Client
Le client qalita platform permet de communiquer avec la plateforme qalita.
Il permet également de lancer les agents qalita. qalita agent run
ces agents sont des programmes qui permettent de lancer des packs sur des sources. Ils peuvent être assimilés à des workers.
Bien connaitre le fonctionnement du client QALITA Platform est essentiel pour pouvoir utiliser la plateforme. En tant que data ingénieur il sera de votre responsabilité de mettre en place les agents qalita sur les machines qui hébergent les sources de données.
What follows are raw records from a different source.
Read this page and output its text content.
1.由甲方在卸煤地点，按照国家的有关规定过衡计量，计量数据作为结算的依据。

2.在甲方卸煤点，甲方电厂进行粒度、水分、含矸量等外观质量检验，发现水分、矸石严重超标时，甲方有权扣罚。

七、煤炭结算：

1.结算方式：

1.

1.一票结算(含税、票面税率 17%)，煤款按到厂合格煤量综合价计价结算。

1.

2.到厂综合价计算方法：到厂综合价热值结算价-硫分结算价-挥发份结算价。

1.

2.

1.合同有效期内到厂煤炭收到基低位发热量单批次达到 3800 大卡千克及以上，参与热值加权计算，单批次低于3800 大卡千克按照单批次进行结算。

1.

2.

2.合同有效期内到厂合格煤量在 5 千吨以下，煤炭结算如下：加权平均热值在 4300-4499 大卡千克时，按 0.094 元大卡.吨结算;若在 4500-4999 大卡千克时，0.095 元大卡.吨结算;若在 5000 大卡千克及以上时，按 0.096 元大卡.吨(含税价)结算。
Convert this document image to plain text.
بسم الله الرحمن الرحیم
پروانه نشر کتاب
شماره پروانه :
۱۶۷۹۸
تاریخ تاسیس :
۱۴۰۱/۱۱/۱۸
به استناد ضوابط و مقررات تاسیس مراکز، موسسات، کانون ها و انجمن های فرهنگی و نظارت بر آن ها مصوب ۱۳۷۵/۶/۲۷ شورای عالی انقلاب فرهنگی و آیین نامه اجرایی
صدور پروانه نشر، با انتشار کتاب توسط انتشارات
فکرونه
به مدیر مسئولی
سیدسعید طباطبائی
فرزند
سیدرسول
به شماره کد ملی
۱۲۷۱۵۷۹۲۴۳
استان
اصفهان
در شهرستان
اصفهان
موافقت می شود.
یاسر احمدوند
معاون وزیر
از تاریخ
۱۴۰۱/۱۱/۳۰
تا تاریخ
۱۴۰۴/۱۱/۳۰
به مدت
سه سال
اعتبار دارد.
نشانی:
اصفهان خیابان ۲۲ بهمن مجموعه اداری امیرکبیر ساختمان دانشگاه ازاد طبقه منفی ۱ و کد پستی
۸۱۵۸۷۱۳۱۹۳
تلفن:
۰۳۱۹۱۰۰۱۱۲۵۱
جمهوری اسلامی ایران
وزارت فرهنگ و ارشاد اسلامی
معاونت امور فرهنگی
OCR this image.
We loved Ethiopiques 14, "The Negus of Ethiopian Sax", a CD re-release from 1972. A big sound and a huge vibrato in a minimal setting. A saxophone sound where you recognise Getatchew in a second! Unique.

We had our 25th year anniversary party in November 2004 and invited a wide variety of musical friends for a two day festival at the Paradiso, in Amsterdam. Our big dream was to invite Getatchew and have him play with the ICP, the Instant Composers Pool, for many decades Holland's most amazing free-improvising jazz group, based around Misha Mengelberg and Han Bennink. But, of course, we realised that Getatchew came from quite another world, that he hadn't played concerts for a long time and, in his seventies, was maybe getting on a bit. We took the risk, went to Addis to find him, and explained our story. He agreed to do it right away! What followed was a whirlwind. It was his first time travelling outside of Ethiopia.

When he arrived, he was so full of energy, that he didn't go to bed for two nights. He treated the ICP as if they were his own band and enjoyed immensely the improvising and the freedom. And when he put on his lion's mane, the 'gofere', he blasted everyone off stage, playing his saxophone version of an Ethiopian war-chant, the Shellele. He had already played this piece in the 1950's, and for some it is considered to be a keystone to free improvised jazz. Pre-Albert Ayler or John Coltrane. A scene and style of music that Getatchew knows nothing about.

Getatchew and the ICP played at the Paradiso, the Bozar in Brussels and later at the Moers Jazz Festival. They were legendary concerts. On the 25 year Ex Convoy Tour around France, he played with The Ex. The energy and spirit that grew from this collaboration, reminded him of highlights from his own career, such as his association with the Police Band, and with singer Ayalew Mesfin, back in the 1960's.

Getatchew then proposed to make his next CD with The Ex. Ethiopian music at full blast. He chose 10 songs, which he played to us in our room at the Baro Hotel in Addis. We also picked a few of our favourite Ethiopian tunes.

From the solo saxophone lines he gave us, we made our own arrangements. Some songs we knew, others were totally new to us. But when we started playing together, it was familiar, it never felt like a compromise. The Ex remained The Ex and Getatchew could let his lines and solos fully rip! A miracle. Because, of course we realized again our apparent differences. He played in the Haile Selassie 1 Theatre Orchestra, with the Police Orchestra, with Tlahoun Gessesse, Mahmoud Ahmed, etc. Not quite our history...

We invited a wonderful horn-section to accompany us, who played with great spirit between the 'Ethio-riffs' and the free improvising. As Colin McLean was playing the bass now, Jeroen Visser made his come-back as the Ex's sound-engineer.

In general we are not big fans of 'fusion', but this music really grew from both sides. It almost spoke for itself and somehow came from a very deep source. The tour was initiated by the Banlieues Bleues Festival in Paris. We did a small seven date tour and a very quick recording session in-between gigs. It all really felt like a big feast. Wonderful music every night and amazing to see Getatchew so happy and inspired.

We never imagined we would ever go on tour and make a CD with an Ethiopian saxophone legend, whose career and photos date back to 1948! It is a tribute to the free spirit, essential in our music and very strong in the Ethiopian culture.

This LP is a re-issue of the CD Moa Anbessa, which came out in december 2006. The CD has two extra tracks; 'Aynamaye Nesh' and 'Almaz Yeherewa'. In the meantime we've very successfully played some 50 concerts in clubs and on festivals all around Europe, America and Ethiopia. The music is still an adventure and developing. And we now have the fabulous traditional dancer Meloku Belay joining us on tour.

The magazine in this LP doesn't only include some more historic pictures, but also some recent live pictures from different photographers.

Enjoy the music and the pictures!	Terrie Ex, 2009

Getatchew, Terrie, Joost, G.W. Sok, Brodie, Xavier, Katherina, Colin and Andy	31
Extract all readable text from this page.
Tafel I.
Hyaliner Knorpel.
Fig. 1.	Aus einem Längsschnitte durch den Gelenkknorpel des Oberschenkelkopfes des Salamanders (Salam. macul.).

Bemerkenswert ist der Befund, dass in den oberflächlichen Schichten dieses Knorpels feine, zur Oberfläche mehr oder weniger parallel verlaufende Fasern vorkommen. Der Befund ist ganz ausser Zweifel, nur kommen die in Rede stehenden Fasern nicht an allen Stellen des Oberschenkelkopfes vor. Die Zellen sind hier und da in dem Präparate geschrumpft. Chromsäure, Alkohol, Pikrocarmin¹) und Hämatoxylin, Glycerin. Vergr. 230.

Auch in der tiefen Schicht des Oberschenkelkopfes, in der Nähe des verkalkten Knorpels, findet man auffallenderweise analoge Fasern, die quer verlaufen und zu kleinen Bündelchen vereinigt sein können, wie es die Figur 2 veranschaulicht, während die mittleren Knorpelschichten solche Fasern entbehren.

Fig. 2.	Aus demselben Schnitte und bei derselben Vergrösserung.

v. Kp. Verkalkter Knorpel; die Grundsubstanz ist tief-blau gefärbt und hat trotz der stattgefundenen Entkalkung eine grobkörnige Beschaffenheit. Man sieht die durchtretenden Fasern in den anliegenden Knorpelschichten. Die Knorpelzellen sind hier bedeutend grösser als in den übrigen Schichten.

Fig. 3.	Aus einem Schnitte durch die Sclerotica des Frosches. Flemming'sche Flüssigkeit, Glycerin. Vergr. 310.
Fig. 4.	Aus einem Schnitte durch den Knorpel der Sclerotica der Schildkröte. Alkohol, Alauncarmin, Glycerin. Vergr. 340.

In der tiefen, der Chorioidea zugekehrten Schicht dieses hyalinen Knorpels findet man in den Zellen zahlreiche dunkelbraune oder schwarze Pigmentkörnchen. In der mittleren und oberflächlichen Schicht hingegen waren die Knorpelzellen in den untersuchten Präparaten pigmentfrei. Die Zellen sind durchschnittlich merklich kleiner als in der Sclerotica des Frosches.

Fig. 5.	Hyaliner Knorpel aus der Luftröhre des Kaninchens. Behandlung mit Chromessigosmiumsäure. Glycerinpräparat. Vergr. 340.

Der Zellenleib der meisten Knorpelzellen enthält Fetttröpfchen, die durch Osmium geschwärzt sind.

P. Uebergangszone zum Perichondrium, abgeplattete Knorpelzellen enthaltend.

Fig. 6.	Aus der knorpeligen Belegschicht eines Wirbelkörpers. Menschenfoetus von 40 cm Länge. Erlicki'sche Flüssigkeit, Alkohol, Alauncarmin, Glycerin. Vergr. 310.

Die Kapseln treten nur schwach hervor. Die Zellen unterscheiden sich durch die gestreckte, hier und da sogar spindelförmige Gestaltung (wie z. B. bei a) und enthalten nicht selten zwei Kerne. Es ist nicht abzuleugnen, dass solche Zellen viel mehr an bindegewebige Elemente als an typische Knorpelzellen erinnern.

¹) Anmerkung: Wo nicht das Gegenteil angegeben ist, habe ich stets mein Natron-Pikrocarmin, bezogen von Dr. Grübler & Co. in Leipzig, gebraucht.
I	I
Pour avoir la documentation la plus à jour possible pour la ligne de commande : Allez directement sur le site PyPi.org
Utiliser la ligne de commande
QALITA Command Line Interface (CLI) is a tool intended to be used by Data Engineers who setup's QALITA Platform's agents, sources and assets.
It gives easy to use command to help them make an up & running qalita platform's environment in no time.
Quick Start
Installation
As simple as :
pip install qalita
or there is a Docker Image
Usage
If you want to have more detailed and contextual help, type
qalita COMMAND -h
Usage: qalita [OPTIONS] COMMAND [ARGS]...
QALITA Command Line Interface
Setup
This CLI command communicates with the QALITA Platform API backend.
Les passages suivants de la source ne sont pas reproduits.